2017 performance review
Fiscal 2017 was a tough year for Michael Kors (KORS). The company posted a year-over-year (or YoY) sales decline in all four quarters. For fiscal 2017, total sales fell 4.6% YoY to $4.5 billion. Management blamed increasing competition and a highly promotional environment for the slowdown.
Close competitor Coach (COH), however, recorded a 3.9% YoY jump in LTM (last-12-month) sales, which stood at $4.5 billion. The company is in the process of implementing a transformation plan in order to push sales and margins and better compete in the fiercely competitive US retail landscape.
Talking about KORS’ wholesale and retail segments
Both the retail and wholesale businesses remained under pressure in 2017. Comparable-store sales stayed negative through all four quarters, bottoming with a 14% decline in 4Q17.
Wholesale’s performance was even worse. The segment recorded a 17% decline in sales, largely driven by the company’s decision to reduce its departmental store footprint and promotional days.
Looking into 2018
Management expects a further slowdown in fiscal 2018. The top line is forecast to contract more than 5% to $4.25 billion, mainly driven by to tighter inventory control and reduction in promotional days.

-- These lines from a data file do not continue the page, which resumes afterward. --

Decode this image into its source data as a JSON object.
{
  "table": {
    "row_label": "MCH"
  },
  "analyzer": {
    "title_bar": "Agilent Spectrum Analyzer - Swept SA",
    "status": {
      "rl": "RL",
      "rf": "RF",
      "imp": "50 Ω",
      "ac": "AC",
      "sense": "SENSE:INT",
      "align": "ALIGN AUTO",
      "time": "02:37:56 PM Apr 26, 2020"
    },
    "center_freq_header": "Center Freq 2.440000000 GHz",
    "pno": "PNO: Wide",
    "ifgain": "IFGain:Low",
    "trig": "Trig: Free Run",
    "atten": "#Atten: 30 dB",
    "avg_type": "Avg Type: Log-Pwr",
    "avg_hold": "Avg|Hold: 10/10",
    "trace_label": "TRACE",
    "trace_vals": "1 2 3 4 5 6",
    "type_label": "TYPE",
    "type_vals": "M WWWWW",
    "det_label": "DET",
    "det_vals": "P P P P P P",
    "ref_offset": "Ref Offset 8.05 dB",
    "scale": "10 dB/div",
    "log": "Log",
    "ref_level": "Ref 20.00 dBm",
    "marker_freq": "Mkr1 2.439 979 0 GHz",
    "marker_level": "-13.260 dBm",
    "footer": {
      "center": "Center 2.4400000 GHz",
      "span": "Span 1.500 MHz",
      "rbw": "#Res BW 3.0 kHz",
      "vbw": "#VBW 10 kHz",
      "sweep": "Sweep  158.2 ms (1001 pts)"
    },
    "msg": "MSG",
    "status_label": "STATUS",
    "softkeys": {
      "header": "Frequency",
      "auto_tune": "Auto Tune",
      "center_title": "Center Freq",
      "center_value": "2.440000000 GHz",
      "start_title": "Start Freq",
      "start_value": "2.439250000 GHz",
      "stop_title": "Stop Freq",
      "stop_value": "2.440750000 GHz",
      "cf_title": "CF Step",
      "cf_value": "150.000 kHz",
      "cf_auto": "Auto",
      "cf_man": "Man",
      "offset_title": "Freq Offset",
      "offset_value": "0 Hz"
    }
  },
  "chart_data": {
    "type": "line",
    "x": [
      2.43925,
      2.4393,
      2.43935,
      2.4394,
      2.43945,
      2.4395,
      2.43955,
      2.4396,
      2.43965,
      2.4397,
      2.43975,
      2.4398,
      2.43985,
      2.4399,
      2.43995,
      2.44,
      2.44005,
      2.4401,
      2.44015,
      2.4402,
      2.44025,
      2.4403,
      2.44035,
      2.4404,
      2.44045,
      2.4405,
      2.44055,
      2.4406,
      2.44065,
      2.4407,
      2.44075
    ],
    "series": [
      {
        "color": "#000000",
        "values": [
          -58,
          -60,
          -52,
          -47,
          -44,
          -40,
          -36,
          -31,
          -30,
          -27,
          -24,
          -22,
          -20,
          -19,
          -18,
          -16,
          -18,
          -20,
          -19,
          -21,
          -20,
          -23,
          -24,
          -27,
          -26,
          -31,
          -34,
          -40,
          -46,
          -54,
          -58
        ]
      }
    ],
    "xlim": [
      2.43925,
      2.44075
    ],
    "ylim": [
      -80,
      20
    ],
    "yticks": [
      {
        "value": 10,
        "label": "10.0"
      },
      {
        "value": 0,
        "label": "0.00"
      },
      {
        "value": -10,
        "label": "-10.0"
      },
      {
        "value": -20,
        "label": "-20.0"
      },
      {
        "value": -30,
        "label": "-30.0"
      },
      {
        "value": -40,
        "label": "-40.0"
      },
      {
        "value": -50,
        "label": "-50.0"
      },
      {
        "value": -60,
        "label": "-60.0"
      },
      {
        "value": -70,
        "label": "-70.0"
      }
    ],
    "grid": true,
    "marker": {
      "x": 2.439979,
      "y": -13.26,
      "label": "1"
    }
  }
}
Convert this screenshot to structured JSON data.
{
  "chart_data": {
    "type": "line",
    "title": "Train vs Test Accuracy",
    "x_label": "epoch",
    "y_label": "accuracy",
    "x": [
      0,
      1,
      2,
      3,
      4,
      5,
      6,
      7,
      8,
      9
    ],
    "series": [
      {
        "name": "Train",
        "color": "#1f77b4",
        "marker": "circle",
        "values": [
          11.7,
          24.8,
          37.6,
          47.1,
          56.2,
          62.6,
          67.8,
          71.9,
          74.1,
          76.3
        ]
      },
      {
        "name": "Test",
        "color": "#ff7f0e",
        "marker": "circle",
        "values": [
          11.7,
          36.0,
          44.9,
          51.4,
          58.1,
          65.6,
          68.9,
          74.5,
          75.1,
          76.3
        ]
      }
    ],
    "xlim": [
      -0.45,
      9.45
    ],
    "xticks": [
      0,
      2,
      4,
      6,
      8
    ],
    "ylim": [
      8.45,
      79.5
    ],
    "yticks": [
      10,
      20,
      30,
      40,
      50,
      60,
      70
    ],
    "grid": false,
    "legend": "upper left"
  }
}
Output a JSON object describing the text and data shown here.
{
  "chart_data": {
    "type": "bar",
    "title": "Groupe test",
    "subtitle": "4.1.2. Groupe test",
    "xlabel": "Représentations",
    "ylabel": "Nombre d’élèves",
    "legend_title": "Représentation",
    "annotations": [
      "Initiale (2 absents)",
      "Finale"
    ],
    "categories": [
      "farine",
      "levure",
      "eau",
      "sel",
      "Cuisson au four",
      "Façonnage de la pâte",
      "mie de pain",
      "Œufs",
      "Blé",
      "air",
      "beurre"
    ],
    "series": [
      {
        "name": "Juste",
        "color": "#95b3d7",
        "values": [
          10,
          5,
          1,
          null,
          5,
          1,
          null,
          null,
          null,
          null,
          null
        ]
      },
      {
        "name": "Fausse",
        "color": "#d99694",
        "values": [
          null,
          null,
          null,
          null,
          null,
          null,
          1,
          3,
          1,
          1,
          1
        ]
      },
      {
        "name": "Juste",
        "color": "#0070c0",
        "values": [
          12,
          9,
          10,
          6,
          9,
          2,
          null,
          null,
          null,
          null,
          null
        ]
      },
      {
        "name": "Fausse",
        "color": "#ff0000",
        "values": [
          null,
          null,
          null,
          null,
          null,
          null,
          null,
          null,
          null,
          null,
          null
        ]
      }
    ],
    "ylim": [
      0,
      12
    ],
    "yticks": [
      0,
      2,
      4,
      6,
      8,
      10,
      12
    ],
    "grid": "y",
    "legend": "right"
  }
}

Wholesale net sales are projected to decline at a low-teens rate. Retail sales are likely to remain flat with a high single-digit rate decline in sales comps. The company also plans to close 20 to 40 full-price stores in fiscal 2018 and another 80 to 85 stores next year.
For the first quarter of 2018, management has predicted a 6% to 8% decline in the top line. Sales comps are likely to fall at a high single-digit rate during the quarter.
ETF investors seeking to add exposure to KORS can consider the iShares Edge MSCI Multifactor Consumer Discretionary ETF (CNDF), which invests 1.6% of its portfolio in the company.